Justifying the removal because of its limitations isn’t fair. It was an advertised feature of the system. If I bought a PS3 to use as a Linux desktop, online multiplayer game machine, and SACD player based on their advertisement and then found I had to get rid of the first two to keep online gaming, on a $600 console, I’d be pretty upset.
At that time (before GPGPU become big for such purposes) scientists used PS3s to build cheap (much cheaper than IBM's server offerings containing a Cell processors) computing cluster for HPC. These PS3 computation clusters are were hard to program, but if you managed it, they were really fast (for their time).
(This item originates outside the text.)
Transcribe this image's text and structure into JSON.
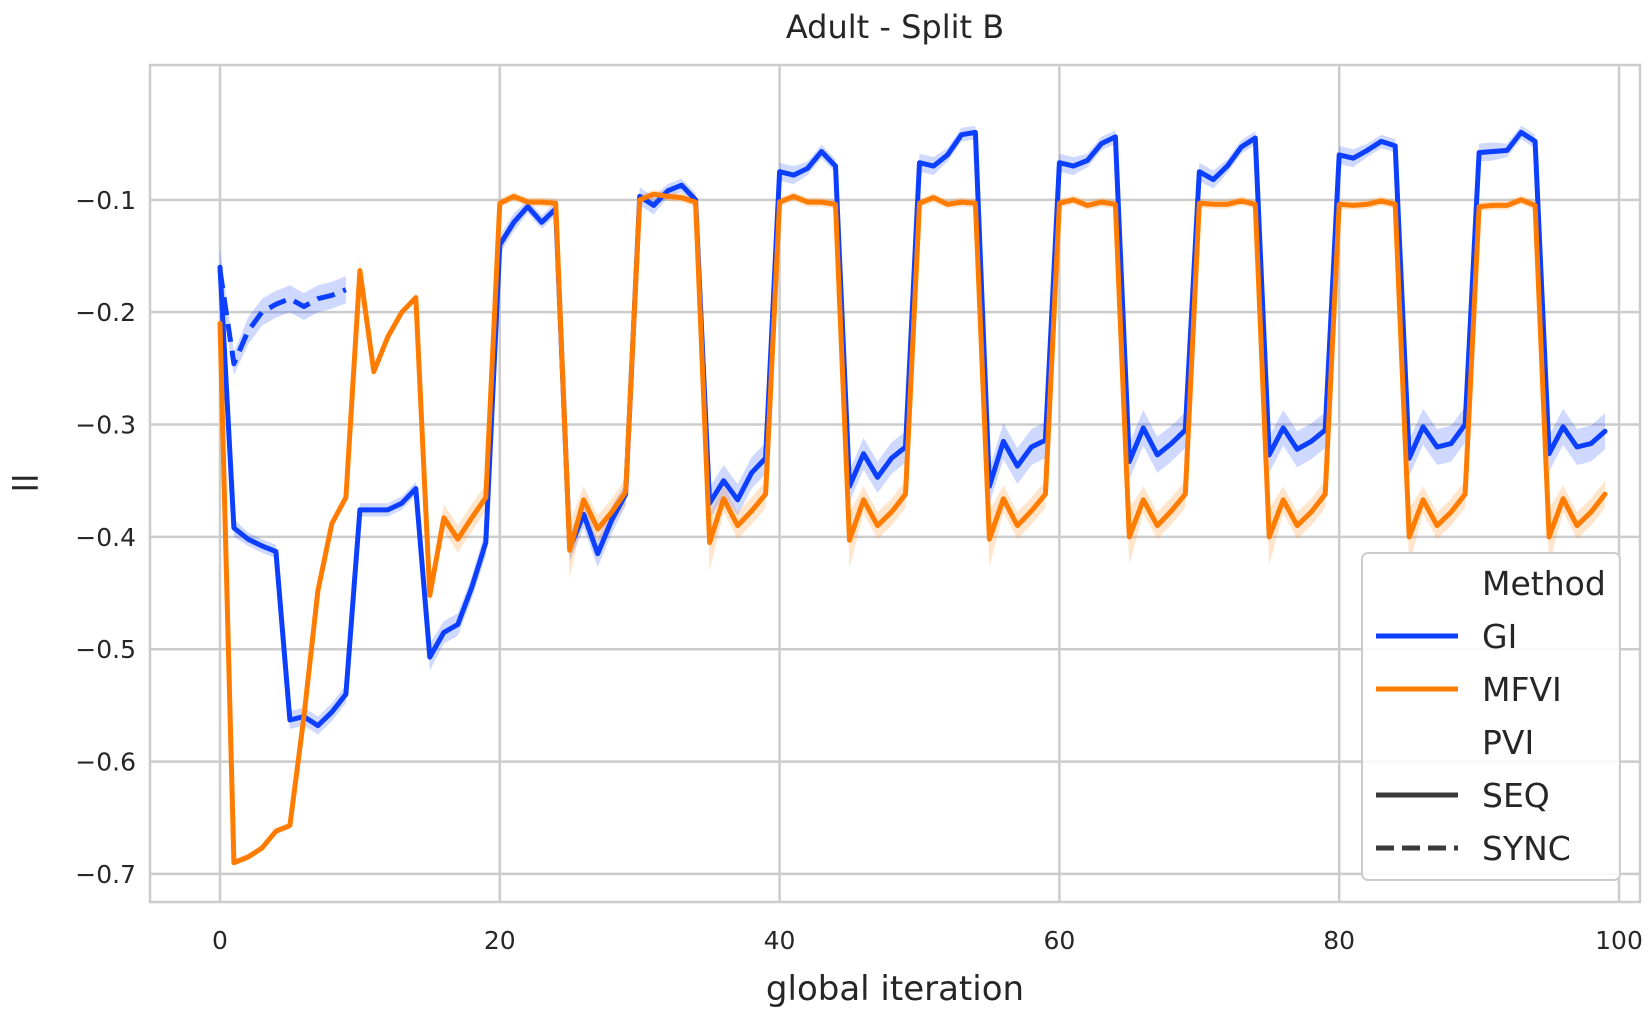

Lets put aside the fact that Sony was probably unhappy that their loss leader console was being used in this manner(they did release the feature so maybe they could justify the PR bonus of supporting our troops or something).
All these researchers probably had no need to upgrade their firmware once they got set up since (correct me if im wrong) no firmware update actually improved the OtherOS functionality in any way so they lost nothing when a new firmware took it away. Only people really complaining about it were using it as a games (or piracy) machine and a Linux box to do...something?
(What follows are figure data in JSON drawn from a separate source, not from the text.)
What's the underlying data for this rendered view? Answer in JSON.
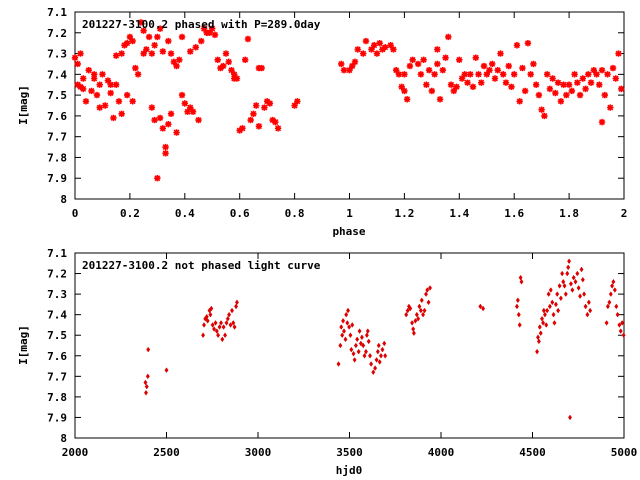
{
  "chart_data": [
    {
      "type": "scatter",
      "title": "201227-3100.2 phased with P=289.0day",
      "xlabel": "phase",
      "ylabel": "I[mag]",
      "xlim": [
        0,
        2
      ],
      "ylim": [
        8,
        7.1
      ],
      "y_inverted": true,
      "xticks": [
        "0",
        "0.2",
        "0.4",
        "0.6",
        "0.8",
        "1",
        "1.2",
        "1.4",
        "1.6",
        "1.8",
        "2"
      ],
      "yticks": [
        "7.1",
        "7.2",
        "7.3",
        "7.4",
        "7.5",
        "7.6",
        "7.7",
        "7.8",
        "7.9",
        "8"
      ],
      "marker": "star",
      "color": "#ff0000",
      "points": [
        [
          0.0,
          7.32
        ],
        [
          0.01,
          7.45
        ],
        [
          0.01,
          7.35
        ],
        [
          0.02,
          7.3
        ],
        [
          0.02,
          7.46
        ],
        [
          0.03,
          7.47
        ],
        [
          0.03,
          7.42
        ],
        [
          0.04,
          7.53
        ],
        [
          0.05,
          7.38
        ],
        [
          0.06,
          7.48
        ],
        [
          0.07,
          7.42
        ],
        [
          0.07,
          7.4
        ],
        [
          0.08,
          7.5
        ],
        [
          0.09,
          7.56
        ],
        [
          0.09,
          7.45
        ],
        [
          0.1,
          7.4
        ],
        [
          0.11,
          7.55
        ],
        [
          0.12,
          7.43
        ],
        [
          0.13,
          7.49
        ],
        [
          0.13,
          7.45
        ],
        [
          0.14,
          7.61
        ],
        [
          0.15,
          7.31
        ],
        [
          0.15,
          7.45
        ],
        [
          0.16,
          7.53
        ],
        [
          0.17,
          7.3
        ],
        [
          0.17,
          7.59
        ],
        [
          0.18,
          7.26
        ],
        [
          0.19,
          7.25
        ],
        [
          0.19,
          7.5
        ],
        [
          0.2,
          7.22
        ],
        [
          0.21,
          7.24
        ],
        [
          0.21,
          7.53
        ],
        [
          0.22,
          7.37
        ],
        [
          0.23,
          7.4
        ],
        [
          0.24,
          7.15
        ],
        [
          0.25,
          7.19
        ],
        [
          0.25,
          7.3
        ],
        [
          0.26,
          7.28
        ],
        [
          0.27,
          7.22
        ],
        [
          0.28,
          7.3
        ],
        [
          0.28,
          7.56
        ],
        [
          0.29,
          7.26
        ],
        [
          0.29,
          7.62
        ],
        [
          0.3,
          7.9
        ],
        [
          0.3,
          7.22
        ],
        [
          0.31,
          7.61
        ],
        [
          0.31,
          7.18
        ],
        [
          0.32,
          7.29
        ],
        [
          0.32,
          7.66
        ],
        [
          0.33,
          7.75
        ],
        [
          0.33,
          7.78
        ],
        [
          0.34,
          7.64
        ],
        [
          0.34,
          7.24
        ],
        [
          0.35,
          7.59
        ],
        [
          0.35,
          7.3
        ],
        [
          0.36,
          7.34
        ],
        [
          0.37,
          7.68
        ],
        [
          0.37,
          7.36
        ],
        [
          0.38,
          7.33
        ],
        [
          0.39,
          7.5
        ],
        [
          0.39,
          7.22
        ],
        [
          0.4,
          7.54
        ],
        [
          0.41,
          7.58
        ],
        [
          0.42,
          7.29
        ],
        [
          0.42,
          7.56
        ],
        [
          0.43,
          7.58
        ],
        [
          0.44,
          7.27
        ],
        [
          0.45,
          7.62
        ],
        [
          0.46,
          7.24
        ],
        [
          0.47,
          7.18
        ],
        [
          0.48,
          7.2
        ],
        [
          0.49,
          7.2
        ],
        [
          0.5,
          7.18
        ],
        [
          0.51,
          7.21
        ],
        [
          0.52,
          7.33
        ],
        [
          0.53,
          7.37
        ],
        [
          0.54,
          7.36
        ],
        [
          0.55,
          7.3
        ],
        [
          0.56,
          7.34
        ],
        [
          0.57,
          7.38
        ],
        [
          0.58,
          7.42
        ],
        [
          0.58,
          7.4
        ],
        [
          0.59,
          7.42
        ],
        [
          0.6,
          7.67
        ],
        [
          0.61,
          7.66
        ],
        [
          0.62,
          7.33
        ],
        [
          0.63,
          7.23
        ],
        [
          0.64,
          7.62
        ],
        [
          0.65,
          7.59
        ],
        [
          0.66,
          7.55
        ],
        [
          0.67,
          7.65
        ],
        [
          0.67,
          7.37
        ],
        [
          0.68,
          7.37
        ],
        [
          0.69,
          7.56
        ],
        [
          0.7,
          7.53
        ],
        [
          0.71,
          7.54
        ],
        [
          0.72,
          7.62
        ],
        [
          0.73,
          7.63
        ],
        [
          0.74,
          7.66
        ],
        [
          0.8,
          7.55
        ],
        [
          0.81,
          7.53
        ],
        [
          0.97,
          7.35
        ],
        [
          0.98,
          7.38
        ],
        [
          1.0,
          7.38
        ],
        [
          1.01,
          7.36
        ],
        [
          1.02,
          7.34
        ],
        [
          1.03,
          7.28
        ],
        [
          1.05,
          7.3
        ],
        [
          1.06,
          7.24
        ],
        [
          1.08,
          7.28
        ],
        [
          1.09,
          7.26
        ],
        [
          1.1,
          7.3
        ],
        [
          1.11,
          7.25
        ],
        [
          1.12,
          7.28
        ],
        [
          1.13,
          7.27
        ],
        [
          1.15,
          7.26
        ],
        [
          1.16,
          7.28
        ],
        [
          1.17,
          7.38
        ],
        [
          1.18,
          7.4
        ],
        [
          1.19,
          7.46
        ],
        [
          1.2,
          7.48
        ],
        [
          1.2,
          7.4
        ],
        [
          1.21,
          7.52
        ],
        [
          1.22,
          7.36
        ],
        [
          1.23,
          7.33
        ],
        [
          1.25,
          7.35
        ],
        [
          1.26,
          7.4
        ],
        [
          1.27,
          7.33
        ],
        [
          1.28,
          7.45
        ],
        [
          1.29,
          7.38
        ],
        [
          1.3,
          7.48
        ],
        [
          1.31,
          7.4
        ],
        [
          1.32,
          7.35
        ],
        [
          1.32,
          7.28
        ],
        [
          1.33,
          7.52
        ],
        [
          1.34,
          7.38
        ],
        [
          1.35,
          7.32
        ],
        [
          1.36,
          7.22
        ],
        [
          1.37,
          7.45
        ],
        [
          1.38,
          7.48
        ],
        [
          1.39,
          7.46
        ],
        [
          1.4,
          7.33
        ],
        [
          1.41,
          7.42
        ],
        [
          1.42,
          7.4
        ],
        [
          1.43,
          7.44
        ],
        [
          1.44,
          7.4
        ],
        [
          1.45,
          7.46
        ],
        [
          1.46,
          7.32
        ],
        [
          1.47,
          7.4
        ],
        [
          1.48,
          7.44
        ],
        [
          1.49,
          7.36
        ],
        [
          1.5,
          7.4
        ],
        [
          1.51,
          7.38
        ],
        [
          1.52,
          7.35
        ],
        [
          1.53,
          7.42
        ],
        [
          1.54,
          7.38
        ],
        [
          1.55,
          7.3
        ],
        [
          1.56,
          7.4
        ],
        [
          1.57,
          7.44
        ],
        [
          1.58,
          7.36
        ],
        [
          1.59,
          7.46
        ],
        [
          1.6,
          7.4
        ],
        [
          1.61,
          7.26
        ],
        [
          1.62,
          7.53
        ],
        [
          1.63,
          7.37
        ],
        [
          1.64,
          7.48
        ],
        [
          1.65,
          7.25
        ],
        [
          1.66,
          7.4
        ],
        [
          1.67,
          7.35
        ],
        [
          1.68,
          7.45
        ],
        [
          1.69,
          7.5
        ],
        [
          1.7,
          7.57
        ],
        [
          1.71,
          7.6
        ],
        [
          1.72,
          7.4
        ],
        [
          1.73,
          7.47
        ],
        [
          1.74,
          7.42
        ],
        [
          1.75,
          7.49
        ],
        [
          1.76,
          7.44
        ],
        [
          1.77,
          7.53
        ],
        [
          1.78,
          7.45
        ],
        [
          1.79,
          7.5
        ],
        [
          1.8,
          7.45
        ],
        [
          1.81,
          7.48
        ],
        [
          1.82,
          7.4
        ],
        [
          1.83,
          7.44
        ],
        [
          1.84,
          7.5
        ],
        [
          1.85,
          7.42
        ],
        [
          1.86,
          7.47
        ],
        [
          1.87,
          7.4
        ],
        [
          1.88,
          7.44
        ],
        [
          1.89,
          7.38
        ],
        [
          1.9,
          7.4
        ],
        [
          1.91,
          7.45
        ],
        [
          1.92,
          7.63
        ],
        [
          1.92,
          7.38
        ],
        [
          1.93,
          7.5
        ],
        [
          1.94,
          7.4
        ],
        [
          1.95,
          7.56
        ],
        [
          1.96,
          7.37
        ],
        [
          1.97,
          7.42
        ],
        [
          1.98,
          7.3
        ],
        [
          1.99,
          7.47
        ]
      ]
    },
    {
      "type": "scatter",
      "title": "201227-3100.2 not phased light curve",
      "xlabel": "hjd0",
      "ylabel": "I[mag]",
      "xlim": [
        2000,
        5000
      ],
      "ylim": [
        8,
        7.1
      ],
      "y_inverted": true,
      "xticks": [
        "2000",
        "2500",
        "3000",
        "3500",
        "4000",
        "4500",
        "5000"
      ],
      "yticks": [
        "7.1",
        "7.2",
        "7.3",
        "7.4",
        "7.5",
        "7.6",
        "7.7",
        "7.8",
        "7.9",
        "8"
      ],
      "marker": "diamond",
      "color": "#dd0000",
      "points": [
        [
          2385,
          7.73
        ],
        [
          2388,
          7.78
        ],
        [
          2392,
          7.75
        ],
        [
          2398,
          7.7
        ],
        [
          2400,
          7.57
        ],
        [
          2500,
          7.67
        ],
        [
          2700,
          7.5
        ],
        [
          2705,
          7.45
        ],
        [
          2712,
          7.42
        ],
        [
          2720,
          7.41
        ],
        [
          2725,
          7.43
        ],
        [
          2735,
          7.38
        ],
        [
          2740,
          7.4
        ],
        [
          2745,
          7.37
        ],
        [
          2752,
          7.45
        ],
        [
          2760,
          7.47
        ],
        [
          2768,
          7.44
        ],
        [
          2775,
          7.48
        ],
        [
          2782,
          7.5
        ],
        [
          2790,
          7.46
        ],
        [
          2798,
          7.44
        ],
        [
          2805,
          7.52
        ],
        [
          2812,
          7.46
        ],
        [
          2820,
          7.5
        ],
        [
          2828,
          7.44
        ],
        [
          2835,
          7.42
        ],
        [
          2842,
          7.4
        ],
        [
          2850,
          7.45
        ],
        [
          2858,
          7.38
        ],
        [
          2865,
          7.44
        ],
        [
          2872,
          7.46
        ],
        [
          2880,
          7.36
        ],
        [
          2885,
          7.34
        ],
        [
          3440,
          7.64
        ],
        [
          3450,
          7.55
        ],
        [
          3455,
          7.46
        ],
        [
          3460,
          7.5
        ],
        [
          3465,
          7.43
        ],
        [
          3470,
          7.48
        ],
        [
          3478,
          7.52
        ],
        [
          3482,
          7.4
        ],
        [
          3488,
          7.44
        ],
        [
          3492,
          7.38
        ],
        [
          3498,
          7.46
        ],
        [
          3505,
          7.5
        ],
        [
          3510,
          7.57
        ],
        [
          3515,
          7.45
        ],
        [
          3522,
          7.59
        ],
        [
          3528,
          7.62
        ],
        [
          3535,
          7.55
        ],
        [
          3542,
          7.52
        ],
        [
          3550,
          7.58
        ],
        [
          3555,
          7.48
        ],
        [
          3562,
          7.54
        ],
        [
          3568,
          7.51
        ],
        [
          3575,
          7.55
        ],
        [
          3582,
          7.6
        ],
        [
          3590,
          7.58
        ],
        [
          3595,
          7.5
        ],
        [
          3600,
          7.48
        ],
        [
          3605,
          7.53
        ],
        [
          3612,
          7.6
        ],
        [
          3618,
          7.64
        ],
        [
          3630,
          7.68
        ],
        [
          3640,
          7.66
        ],
        [
          3648,
          7.62
        ],
        [
          3655,
          7.58
        ],
        [
          3660,
          7.55
        ],
        [
          3665,
          7.63
        ],
        [
          3672,
          7.6
        ],
        [
          3680,
          7.57
        ],
        [
          3690,
          7.54
        ],
        [
          3695,
          7.6
        ],
        [
          3810,
          7.4
        ],
        [
          3818,
          7.38
        ],
        [
          3825,
          7.36
        ],
        [
          3832,
          7.37
        ],
        [
          3842,
          7.44
        ],
        [
          3848,
          7.47
        ],
        [
          3852,
          7.49
        ],
        [
          3860,
          7.43
        ],
        [
          3868,
          7.4
        ],
        [
          3875,
          7.42
        ],
        [
          3882,
          7.36
        ],
        [
          3890,
          7.38
        ],
        [
          3895,
          7.33
        ],
        [
          3902,
          7.4
        ],
        [
          3910,
          7.38
        ],
        [
          3918,
          7.3
        ],
        [
          3925,
          7.28
        ],
        [
          3932,
          7.34
        ],
        [
          3940,
          7.27
        ],
        [
          4215,
          7.36
        ],
        [
          4230,
          7.37
        ],
        [
          4415,
          7.36
        ],
        [
          4420,
          7.33
        ],
        [
          4425,
          7.4
        ],
        [
          4430,
          7.45
        ],
        [
          4435,
          7.22
        ],
        [
          4440,
          7.24
        ],
        [
          4525,
          7.58
        ],
        [
          4530,
          7.51
        ],
        [
          4535,
          7.53
        ],
        [
          4540,
          7.46
        ],
        [
          4545,
          7.49
        ],
        [
          4552,
          7.42
        ],
        [
          4558,
          7.44
        ],
        [
          4562,
          7.38
        ],
        [
          4568,
          7.4
        ],
        [
          4575,
          7.45
        ],
        [
          4580,
          7.38
        ],
        [
          4588,
          7.3
        ],
        [
          4595,
          7.36
        ],
        [
          4600,
          7.28
        ],
        [
          4608,
          7.34
        ],
        [
          4615,
          7.4
        ],
        [
          4620,
          7.44
        ],
        [
          4628,
          7.35
        ],
        [
          4635,
          7.3
        ],
        [
          4640,
          7.38
        ],
        [
          4648,
          7.26
        ],
        [
          4655,
          7.32
        ],
        [
          4662,
          7.2
        ],
        [
          4668,
          7.24
        ],
        [
          4675,
          7.26
        ],
        [
          4682,
          7.3
        ],
        [
          4690,
          7.2
        ],
        [
          4695,
          7.17
        ],
        [
          4700,
          7.14
        ],
        [
          4705,
          7.9
        ],
        [
          4710,
          7.25
        ],
        [
          4718,
          7.28
        ],
        [
          4725,
          7.22
        ],
        [
          4735,
          7.24
        ],
        [
          4745,
          7.2
        ],
        [
          4752,
          7.27
        ],
        [
          4760,
          7.31
        ],
        [
          4768,
          7.18
        ],
        [
          4775,
          7.23
        ],
        [
          4782,
          7.3
        ],
        [
          4790,
          7.36
        ],
        [
          4800,
          7.4
        ],
        [
          4808,
          7.34
        ],
        [
          4815,
          7.38
        ],
        [
          4905,
          7.44
        ],
        [
          4912,
          7.36
        ],
        [
          4920,
          7.34
        ],
        [
          4928,
          7.3
        ],
        [
          4935,
          7.26
        ],
        [
          4942,
          7.24
        ],
        [
          4950,
          7.28
        ],
        [
          4958,
          7.36
        ],
        [
          4965,
          7.4
        ],
        [
          4975,
          7.45
        ],
        [
          4982,
          7.48
        ],
        [
          4990,
          7.44
        ],
        [
          4998,
          7.5
        ]
      ]
    }
  ]
}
> no firmware update actually improved the OtherOS functionality in any way so they lost nothing when a new firmware took it away.
At that time the respective scientists were quite concerned not to accidentally install this firmware update, and whether Sony would invent more draconian measures to disable consoles with old firmware.
This lead to a huge distrust in Sony, and accelerated the switch from the Cell to the emerging GPGPU technology for respective scientific calculation. Thus, this was some PR disaster for Sony.
Those scientists don't have good processes then. There are typically stringent procedures in regards to updating and handling software on laboratory computing equipment.
>This lead to a huge distrust in Sony, and accelerated the switch from the Cell to the emerging GPGPU technology for respective scientific calculation. Thus, this was some PR disaster for Sony.
Any proof of this? As far as I could tell, Cell was a dead end as a lot of the top tier benefits never really materialized irrespective of Sony shenanigans. Serious scientists used the server offerings from IBM. IBM eventually stopped supporting their server offerings for the most part. Why would they do this other than people stopped finding the architecture good for their needs?